= Otabek Sattoriy =

Uzbekistani journalist

Otabek Sattoriy is an independent blogger and journalist from Uzbekistan. He was arrested on January 29, 2021, on charges of extortion and libel and was sentenced to six years and six months in prison. However, these charges likely resulted from Sattoriy's coverage of government corruption during the 2020-1 gas shortage.

== Background ==
Following the death of Islam Karimov in 2016, restrictions placed on the media in Uzbekistan loosened somewhat.
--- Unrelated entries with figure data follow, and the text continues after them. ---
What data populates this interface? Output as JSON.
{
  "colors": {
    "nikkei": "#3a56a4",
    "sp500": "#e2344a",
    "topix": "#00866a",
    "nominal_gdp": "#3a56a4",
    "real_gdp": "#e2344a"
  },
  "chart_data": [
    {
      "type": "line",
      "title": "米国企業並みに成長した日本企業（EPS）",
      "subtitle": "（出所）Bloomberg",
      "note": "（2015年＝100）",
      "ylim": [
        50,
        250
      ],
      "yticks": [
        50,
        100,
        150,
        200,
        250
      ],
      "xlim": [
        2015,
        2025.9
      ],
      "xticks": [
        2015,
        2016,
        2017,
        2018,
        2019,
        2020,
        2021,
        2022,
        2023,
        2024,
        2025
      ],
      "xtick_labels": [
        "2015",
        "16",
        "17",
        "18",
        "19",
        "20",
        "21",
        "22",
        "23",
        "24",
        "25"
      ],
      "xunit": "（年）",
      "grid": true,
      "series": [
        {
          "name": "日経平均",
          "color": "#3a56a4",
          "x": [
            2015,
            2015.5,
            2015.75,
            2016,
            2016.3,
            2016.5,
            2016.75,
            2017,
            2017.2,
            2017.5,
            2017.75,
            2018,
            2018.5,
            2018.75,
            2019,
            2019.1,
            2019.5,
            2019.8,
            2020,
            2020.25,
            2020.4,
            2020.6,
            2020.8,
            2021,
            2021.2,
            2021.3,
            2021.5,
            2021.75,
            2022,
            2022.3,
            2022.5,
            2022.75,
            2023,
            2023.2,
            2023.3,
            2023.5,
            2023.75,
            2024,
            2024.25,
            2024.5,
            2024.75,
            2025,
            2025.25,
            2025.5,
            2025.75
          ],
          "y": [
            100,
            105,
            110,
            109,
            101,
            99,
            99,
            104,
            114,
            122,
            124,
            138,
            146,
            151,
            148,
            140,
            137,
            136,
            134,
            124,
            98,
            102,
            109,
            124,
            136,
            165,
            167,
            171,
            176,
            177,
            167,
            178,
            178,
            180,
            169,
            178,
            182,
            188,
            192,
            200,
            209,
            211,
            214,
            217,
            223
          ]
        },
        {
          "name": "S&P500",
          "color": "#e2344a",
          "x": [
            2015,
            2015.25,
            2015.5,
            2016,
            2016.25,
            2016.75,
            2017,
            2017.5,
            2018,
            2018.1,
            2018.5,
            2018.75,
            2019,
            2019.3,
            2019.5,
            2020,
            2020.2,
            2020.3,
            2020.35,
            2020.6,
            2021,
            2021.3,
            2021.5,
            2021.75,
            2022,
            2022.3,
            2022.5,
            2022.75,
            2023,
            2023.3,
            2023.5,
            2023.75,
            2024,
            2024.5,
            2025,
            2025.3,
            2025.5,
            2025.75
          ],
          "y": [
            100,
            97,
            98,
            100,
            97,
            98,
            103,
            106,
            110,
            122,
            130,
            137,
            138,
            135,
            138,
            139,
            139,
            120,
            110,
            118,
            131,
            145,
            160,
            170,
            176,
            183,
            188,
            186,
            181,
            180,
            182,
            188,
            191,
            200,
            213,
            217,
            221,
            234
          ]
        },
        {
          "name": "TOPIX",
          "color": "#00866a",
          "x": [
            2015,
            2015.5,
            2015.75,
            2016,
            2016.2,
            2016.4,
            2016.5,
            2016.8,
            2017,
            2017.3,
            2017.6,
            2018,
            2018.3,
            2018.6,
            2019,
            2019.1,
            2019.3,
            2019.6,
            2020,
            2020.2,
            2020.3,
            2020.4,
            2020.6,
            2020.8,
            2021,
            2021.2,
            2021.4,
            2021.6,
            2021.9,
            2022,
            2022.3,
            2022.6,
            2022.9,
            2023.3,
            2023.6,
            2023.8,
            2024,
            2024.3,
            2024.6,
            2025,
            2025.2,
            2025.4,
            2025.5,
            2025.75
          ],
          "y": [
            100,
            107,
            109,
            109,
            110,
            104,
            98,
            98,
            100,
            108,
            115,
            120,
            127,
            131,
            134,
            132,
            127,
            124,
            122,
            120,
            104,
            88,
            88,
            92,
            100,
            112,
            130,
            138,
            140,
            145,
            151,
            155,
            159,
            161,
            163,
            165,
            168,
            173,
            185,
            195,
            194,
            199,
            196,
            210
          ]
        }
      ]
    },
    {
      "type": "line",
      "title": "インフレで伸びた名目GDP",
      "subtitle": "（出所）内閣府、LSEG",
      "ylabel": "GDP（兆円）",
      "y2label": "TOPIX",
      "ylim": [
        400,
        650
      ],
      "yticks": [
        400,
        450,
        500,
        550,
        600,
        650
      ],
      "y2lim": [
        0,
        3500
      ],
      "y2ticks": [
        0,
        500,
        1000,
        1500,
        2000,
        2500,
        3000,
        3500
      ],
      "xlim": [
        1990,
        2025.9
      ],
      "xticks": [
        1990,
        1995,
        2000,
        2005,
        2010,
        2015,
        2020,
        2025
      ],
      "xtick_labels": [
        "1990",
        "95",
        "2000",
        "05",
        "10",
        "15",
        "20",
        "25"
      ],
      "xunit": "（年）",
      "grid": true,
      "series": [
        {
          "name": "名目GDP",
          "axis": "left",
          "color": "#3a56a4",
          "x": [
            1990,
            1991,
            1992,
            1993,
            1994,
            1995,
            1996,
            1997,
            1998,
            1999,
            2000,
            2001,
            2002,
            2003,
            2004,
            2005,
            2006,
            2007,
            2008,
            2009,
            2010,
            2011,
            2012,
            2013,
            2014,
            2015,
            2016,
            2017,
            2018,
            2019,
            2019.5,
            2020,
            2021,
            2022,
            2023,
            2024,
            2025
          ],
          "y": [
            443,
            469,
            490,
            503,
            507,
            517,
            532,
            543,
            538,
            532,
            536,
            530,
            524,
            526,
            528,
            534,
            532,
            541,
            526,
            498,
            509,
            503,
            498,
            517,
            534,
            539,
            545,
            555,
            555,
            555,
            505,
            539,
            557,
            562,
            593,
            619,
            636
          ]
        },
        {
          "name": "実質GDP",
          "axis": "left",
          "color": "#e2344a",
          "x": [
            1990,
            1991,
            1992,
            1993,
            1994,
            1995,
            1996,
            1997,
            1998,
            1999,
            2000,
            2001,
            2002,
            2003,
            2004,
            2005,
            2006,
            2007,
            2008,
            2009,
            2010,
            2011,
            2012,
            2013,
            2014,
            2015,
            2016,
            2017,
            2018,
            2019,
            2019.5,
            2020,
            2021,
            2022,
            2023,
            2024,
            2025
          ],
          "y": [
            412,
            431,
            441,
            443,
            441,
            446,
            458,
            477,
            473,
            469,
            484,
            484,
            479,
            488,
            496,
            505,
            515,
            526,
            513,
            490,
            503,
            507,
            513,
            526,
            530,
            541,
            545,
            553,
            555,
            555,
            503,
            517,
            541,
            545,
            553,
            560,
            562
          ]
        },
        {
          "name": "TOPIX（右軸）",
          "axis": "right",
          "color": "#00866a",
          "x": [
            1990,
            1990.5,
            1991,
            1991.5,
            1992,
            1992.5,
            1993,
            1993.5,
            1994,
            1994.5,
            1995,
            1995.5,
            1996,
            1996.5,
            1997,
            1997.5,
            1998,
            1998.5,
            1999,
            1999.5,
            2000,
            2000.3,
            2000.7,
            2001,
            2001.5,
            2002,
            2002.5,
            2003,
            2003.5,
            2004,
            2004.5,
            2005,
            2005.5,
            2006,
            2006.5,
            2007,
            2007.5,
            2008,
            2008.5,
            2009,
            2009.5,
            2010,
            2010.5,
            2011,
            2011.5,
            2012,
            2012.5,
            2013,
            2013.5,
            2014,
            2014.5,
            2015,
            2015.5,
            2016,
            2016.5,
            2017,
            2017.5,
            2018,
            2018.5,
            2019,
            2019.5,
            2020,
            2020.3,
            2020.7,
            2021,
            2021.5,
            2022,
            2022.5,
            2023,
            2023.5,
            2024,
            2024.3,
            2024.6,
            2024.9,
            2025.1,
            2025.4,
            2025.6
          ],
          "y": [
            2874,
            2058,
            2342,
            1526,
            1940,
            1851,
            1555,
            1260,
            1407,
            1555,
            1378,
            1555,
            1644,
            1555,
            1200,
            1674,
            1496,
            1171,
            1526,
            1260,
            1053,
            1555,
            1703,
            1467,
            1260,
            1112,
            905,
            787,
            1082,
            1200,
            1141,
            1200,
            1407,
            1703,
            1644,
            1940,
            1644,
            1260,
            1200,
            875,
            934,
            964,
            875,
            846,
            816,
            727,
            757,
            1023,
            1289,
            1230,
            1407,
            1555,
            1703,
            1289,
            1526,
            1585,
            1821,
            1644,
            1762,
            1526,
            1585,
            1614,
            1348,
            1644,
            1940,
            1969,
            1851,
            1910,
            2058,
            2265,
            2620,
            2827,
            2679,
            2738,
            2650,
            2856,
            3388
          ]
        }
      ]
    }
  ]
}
As a result, many independent bloggers and journalists started posting on different social media platforms, such as Telegram.

Sattoriy ran a blog called Halq Fikiri (People's Opinion), on which he often covered alleged corruption by local officials.

== Arrest and trial ==
In December 2020, Sattoriy was confronted while filming a story about high prices at a market by a man who, “tried to prevent him from filming, forcefully taking his phone and then returning it broken.” When “the man gave Sattoriy a replacement, police detained the blogger and accused him of extorting the man to get the phone.” His lawyer described the charges as “fabricated.”

On July 15, 2021, an appeals court ruled against Sattoriy and upheld the charges.

On April 5, 2022, the Supreme Court upheld the sentence and charges.

== International response ==
The Committee to Protect Journalists wrote, “Uzbekistan authorities should immediately release journalist Otabek Sattoriy, not contest his appeal, and allow all journalists to work freely and without fear of reprisal,” in response to his arrest.

The US-based NGO Freedom Now filed a petition on the case to the United Nations Working Group on Arbitrary Detention.